2025-09-08
I've been dealing with feelings of despair yet again. For me, it's been hard to distinguish between what outcomes of my life were a result of poor decision-making and what outcomes were a result of my mental illness. I look at my life and see how much I've truly fucked up—all the benders, missed opportunities, failed ventures. It makes me wonder why it all went down the way it did. One thing that I get upset about is that I know that I'm a smart person. Basically everyone I've ever met has called me smart at some point, so at the very least I can safely say that I am perceived as smart. When I was younger, it was a source of pride for me and I tied my intelligence deeply to my identity. But now that I'm in this position in life—not gainfully employed, in a bunch of debt, bad credit, living with my parents, no "successful" ventures, still (kind of) a drug addict, pushing thirty—I feel a lot less pride about my intelligence and see it more as a curse than a gift.
I feel like there was this big expectation of me, as is the case with a lot of smart people, that I would become this super industrious and successful person.

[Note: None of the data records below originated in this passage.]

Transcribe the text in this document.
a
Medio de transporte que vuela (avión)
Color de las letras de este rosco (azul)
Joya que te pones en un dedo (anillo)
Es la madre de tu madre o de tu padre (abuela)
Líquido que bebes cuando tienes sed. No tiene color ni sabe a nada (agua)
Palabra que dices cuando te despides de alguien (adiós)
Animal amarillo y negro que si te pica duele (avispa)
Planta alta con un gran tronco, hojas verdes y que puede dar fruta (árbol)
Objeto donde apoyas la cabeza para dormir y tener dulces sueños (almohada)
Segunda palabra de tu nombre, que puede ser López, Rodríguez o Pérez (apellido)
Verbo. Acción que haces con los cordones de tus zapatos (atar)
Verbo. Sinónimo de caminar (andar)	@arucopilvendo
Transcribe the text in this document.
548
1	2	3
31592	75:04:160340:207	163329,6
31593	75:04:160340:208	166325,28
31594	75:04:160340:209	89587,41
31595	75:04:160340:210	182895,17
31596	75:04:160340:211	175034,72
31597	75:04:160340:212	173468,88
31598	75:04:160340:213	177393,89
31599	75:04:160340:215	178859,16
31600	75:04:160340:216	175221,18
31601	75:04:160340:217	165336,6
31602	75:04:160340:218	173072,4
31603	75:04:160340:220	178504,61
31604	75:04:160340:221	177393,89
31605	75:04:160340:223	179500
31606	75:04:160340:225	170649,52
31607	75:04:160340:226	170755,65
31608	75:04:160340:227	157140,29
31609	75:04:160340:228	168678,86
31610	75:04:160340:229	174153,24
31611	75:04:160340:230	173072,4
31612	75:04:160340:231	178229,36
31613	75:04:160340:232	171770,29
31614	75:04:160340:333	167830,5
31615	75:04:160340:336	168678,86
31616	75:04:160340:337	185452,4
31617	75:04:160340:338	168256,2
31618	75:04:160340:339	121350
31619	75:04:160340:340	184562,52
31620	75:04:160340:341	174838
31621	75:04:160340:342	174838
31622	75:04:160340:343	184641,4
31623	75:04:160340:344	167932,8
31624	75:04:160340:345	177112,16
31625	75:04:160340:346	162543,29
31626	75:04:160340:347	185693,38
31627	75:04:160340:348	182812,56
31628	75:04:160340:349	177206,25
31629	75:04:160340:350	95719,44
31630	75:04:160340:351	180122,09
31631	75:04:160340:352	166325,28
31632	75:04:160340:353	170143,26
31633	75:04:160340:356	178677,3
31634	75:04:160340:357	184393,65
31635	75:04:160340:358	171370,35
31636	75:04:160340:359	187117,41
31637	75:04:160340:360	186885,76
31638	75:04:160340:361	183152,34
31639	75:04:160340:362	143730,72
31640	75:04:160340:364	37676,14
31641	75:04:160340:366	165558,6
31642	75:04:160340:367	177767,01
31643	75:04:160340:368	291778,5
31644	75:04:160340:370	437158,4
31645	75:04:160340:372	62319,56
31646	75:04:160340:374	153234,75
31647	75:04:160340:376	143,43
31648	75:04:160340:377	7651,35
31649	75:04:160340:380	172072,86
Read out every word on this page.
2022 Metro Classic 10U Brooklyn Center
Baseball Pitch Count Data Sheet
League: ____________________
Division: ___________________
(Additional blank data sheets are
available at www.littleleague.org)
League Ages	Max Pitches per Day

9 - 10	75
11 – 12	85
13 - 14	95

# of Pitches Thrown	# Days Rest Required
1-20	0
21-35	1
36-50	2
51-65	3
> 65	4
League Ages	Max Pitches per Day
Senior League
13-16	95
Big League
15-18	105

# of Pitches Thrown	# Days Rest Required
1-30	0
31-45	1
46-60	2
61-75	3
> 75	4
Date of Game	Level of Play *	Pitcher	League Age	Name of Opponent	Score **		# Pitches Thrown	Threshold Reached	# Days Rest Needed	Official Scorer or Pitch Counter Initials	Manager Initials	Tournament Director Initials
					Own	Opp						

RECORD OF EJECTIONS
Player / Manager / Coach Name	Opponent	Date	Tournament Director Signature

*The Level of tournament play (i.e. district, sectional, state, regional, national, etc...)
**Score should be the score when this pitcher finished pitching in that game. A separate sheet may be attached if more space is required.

People might have thought that I'd become a successful business owner, have some hot shot job, be a widely published and cited academic, or something like that. Instead, I became a disillusioned rebel after graduating high school. My first two years of college showed me just how much bullshit there was in the world. I began to figure out slowly that most of society was a racket. I could go on diatribe after diatribe about what's wrong with x, y, or z thing but essentially, I found out that all of the things that people expected someone like me to be were not what I wanted to be at all. I don't want to live in that kind of world. So I dropped out of school and decided to work more in dangerous fields. I was more risky in making deliveries as a bike messenger. I sold drugs because I wanted easy cash and to never run out for myself. I had my psychotic episodes happen and I kept getting sicker and sicker. Nowadays people don't see any kind of potential—they just feel pity.
I think of what's supposed to happen with me. I think of good and successful things I could do for myself and for others, but I don't really see anything that could happen that I'd feel good about. Most vocations are a joke and truth be told, I don't think I can muster the strength to do anything that's considered "real work". I thought about becoming an electrician with the union and was really set on it for a little while. I started the application process and did my research. I tried getting myself to get up early in the mornings (5 AM rise) and only kept it up for maybe two weeks before I messed up my sleep schedule yet again. That's when I knew it wasn't going to be in the cards for me and that I shouldn't try, so I canceled the application and am trying to find out what the fuck I'm supposed to do. I've been lost for so long and I don't know when I'm going to figure it out. I don't know if I will, and that scares the shit out of me.
My mom was telling me the other day: "If you didn't get sick, you could've become anything you wanted to be." Truthfully, I don't think I would've stacked up to be much at all regardless.